At this point, Kant’s philosophy of never lying might seem a little less crazy, but should lying really be avoided at all costs? This was challenged by a philosopher named Benjamin Constant, who came up with the following example:
An axe murder comes to your door and asks you where you friend is hiding.
‘The Murderer’ by Edvard Munch. (Image Source: abcgallery.com)
If this were the case, you would (hopefully) lie about your friend’s location, so as to save them from being murdered. Constant argued that this example shows that Kant’s ‘no lying’ principle could not be applied universally, since it would be nearly impossible for us to protect ourselves (against murderers, thieves, etc.). When confronted, Kant held that lying should still be avoided even in this case, since his philosophy is concerned only with the intent and the will of an action, rather than its consequences. In other words, lying should be avoided not because we want good things to happen, but because it is the right thing to do, no matter the outcome. Not surprisingly, this is where Kant’s ideology gets more controversial, and ‘doing what is right’ becomes blurrier the further we push extreme cases.

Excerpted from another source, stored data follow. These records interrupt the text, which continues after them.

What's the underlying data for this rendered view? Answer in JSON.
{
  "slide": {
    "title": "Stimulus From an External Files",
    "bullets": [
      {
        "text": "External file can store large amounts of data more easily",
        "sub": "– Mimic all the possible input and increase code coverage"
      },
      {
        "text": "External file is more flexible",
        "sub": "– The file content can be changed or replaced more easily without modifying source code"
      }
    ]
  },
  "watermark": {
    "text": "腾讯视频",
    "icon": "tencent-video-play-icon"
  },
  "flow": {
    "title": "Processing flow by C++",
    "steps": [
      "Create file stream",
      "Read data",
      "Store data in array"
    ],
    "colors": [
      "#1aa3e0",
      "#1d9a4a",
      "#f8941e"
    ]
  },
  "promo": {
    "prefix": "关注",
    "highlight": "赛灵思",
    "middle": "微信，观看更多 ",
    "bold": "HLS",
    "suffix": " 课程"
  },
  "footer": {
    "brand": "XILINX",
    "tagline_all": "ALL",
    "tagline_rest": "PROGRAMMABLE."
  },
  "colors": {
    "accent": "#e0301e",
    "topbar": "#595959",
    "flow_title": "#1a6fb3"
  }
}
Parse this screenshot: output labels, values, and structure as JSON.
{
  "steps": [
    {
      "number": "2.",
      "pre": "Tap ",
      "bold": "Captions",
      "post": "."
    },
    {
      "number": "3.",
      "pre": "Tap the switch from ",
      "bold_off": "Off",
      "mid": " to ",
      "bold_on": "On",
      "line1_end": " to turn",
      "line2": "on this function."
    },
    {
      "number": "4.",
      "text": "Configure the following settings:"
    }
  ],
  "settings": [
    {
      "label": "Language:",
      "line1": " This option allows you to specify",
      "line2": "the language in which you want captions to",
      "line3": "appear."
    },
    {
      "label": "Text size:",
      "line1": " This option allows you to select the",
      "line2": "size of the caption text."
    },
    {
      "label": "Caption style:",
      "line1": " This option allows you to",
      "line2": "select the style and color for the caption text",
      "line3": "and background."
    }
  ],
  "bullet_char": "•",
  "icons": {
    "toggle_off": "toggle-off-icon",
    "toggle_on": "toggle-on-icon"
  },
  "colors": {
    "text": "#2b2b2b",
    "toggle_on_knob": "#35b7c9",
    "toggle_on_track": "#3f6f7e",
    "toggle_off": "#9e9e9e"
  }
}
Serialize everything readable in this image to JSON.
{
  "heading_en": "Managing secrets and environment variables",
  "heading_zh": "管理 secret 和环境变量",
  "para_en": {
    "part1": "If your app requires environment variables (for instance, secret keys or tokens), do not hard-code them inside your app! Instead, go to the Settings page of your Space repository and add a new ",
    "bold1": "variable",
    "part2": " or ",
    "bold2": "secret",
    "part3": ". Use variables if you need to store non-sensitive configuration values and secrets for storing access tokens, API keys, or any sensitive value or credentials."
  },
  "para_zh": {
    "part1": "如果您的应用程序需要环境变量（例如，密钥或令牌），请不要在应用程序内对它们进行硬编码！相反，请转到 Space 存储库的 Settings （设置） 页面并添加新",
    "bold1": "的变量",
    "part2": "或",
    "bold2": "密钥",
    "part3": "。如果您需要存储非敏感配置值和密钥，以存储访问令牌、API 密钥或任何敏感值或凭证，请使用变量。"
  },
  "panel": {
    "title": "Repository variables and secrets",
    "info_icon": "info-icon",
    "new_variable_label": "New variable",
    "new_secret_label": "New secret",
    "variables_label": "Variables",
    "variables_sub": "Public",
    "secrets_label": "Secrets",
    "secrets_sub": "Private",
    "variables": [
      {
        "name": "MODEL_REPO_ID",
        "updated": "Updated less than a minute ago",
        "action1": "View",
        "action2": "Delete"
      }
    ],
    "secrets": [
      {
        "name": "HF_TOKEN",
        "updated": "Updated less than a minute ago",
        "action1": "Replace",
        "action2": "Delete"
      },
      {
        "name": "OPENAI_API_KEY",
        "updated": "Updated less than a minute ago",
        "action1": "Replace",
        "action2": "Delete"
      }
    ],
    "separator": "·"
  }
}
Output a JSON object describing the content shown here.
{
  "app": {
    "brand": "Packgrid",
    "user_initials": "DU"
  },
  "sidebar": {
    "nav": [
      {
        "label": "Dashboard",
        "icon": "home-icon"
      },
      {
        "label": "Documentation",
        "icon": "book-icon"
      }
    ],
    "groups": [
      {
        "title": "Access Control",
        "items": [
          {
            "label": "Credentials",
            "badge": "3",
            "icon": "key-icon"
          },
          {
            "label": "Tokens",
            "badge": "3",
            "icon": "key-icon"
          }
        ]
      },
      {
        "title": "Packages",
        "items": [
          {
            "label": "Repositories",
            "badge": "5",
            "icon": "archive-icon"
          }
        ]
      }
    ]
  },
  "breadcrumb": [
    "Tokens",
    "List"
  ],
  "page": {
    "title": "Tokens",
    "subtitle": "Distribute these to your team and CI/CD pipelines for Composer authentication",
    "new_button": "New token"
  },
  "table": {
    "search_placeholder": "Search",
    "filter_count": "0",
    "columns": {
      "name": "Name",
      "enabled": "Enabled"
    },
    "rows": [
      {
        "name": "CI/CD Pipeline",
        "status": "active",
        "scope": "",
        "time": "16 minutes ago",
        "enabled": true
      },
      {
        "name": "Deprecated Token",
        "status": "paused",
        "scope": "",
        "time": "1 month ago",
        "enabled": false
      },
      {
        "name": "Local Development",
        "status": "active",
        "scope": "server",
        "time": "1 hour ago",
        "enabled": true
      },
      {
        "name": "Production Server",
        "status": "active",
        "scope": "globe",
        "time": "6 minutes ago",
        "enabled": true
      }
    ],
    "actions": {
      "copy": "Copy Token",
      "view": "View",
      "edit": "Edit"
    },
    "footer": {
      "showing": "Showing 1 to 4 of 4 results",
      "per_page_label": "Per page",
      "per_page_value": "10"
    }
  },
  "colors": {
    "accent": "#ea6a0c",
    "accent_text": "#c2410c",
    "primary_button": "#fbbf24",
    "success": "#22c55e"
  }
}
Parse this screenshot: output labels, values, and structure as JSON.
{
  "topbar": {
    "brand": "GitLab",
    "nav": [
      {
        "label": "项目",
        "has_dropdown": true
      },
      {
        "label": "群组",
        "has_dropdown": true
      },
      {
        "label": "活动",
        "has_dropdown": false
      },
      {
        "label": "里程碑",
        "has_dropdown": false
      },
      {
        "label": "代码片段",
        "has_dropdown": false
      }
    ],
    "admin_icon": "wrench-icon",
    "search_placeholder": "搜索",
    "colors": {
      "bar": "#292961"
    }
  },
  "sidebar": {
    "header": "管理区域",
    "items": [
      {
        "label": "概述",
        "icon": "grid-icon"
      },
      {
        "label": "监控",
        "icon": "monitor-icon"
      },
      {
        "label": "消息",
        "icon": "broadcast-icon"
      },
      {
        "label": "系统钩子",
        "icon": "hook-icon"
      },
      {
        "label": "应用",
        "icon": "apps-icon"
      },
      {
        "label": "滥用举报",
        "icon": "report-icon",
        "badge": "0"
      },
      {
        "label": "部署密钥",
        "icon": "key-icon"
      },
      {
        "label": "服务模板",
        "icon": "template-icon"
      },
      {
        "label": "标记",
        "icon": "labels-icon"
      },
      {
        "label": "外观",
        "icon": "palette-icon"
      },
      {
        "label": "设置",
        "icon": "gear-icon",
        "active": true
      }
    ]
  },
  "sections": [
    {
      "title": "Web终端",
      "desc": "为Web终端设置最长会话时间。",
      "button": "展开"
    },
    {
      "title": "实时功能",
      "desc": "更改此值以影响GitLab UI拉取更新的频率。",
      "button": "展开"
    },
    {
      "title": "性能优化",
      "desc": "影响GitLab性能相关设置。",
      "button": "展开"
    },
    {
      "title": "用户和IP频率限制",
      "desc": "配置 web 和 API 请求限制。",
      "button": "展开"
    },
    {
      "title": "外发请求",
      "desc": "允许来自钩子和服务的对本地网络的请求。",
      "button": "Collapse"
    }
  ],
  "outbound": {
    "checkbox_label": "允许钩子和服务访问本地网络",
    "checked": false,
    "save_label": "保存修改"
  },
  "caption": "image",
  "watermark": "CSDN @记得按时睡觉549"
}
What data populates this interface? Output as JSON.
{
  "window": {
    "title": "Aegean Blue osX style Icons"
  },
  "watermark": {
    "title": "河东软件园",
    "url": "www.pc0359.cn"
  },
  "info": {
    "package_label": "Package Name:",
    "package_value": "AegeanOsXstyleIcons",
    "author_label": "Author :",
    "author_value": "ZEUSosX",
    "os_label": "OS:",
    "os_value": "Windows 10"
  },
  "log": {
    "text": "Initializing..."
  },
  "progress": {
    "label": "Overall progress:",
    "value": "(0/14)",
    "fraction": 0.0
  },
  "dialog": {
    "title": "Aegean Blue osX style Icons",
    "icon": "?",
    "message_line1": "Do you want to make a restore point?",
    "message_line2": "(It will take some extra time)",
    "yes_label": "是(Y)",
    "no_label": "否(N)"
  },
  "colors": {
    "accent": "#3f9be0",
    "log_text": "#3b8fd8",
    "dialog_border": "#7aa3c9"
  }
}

For this reason, some philosophers have come up with altered versions of Kant’s philosophy. For example, William David Ross argued that we should follow more elastic moral duties, such as fidelity, reparation, and gratitude, that are not necessarily unconditional. As well, he acknowledged that these duties may conflict with each other, and that certain cases (like being confronted by a murderer) must be judged differently than other, more benign cases. However, Ross’ philosophy has also been widely criticized because his moral duties have no sense of hierarchy.
Interestingly, some philosophers believe Kant’s ‘no lying’ principle has been misinterpreted from the beginning. For example, Helga Varden believes that Kant thought lying was unconditionally immoral only from the perspective of the categorical imperative, but not from the perspective of justice or ethics. Indeed, she holds that Kant may have thought lying is permissible when you’re pushed into an “unjust constraint”, meaning when someone demands information from you, which they have right to do according to Kant’s ideology on our right to freedom.
Varden’s perspective on Kant (from the perspective of justice) is that lying (or remaining silent) may not wrong a person, since it is ultimately your right to share information or not to.
There are many interpretations of Kant’s ideology and we could fall further and further into the rabbit hole of his moral debates. Still, regardless of these long-running controversies, we should be grateful to Kant for providing us with a new way of thinking about truth. In it’s most basic form, the categorical imperative suggests that we should acknowledge others as ends in themselves, and perhaps with that thought alone, we can begin to create a more ethically-conscious global community.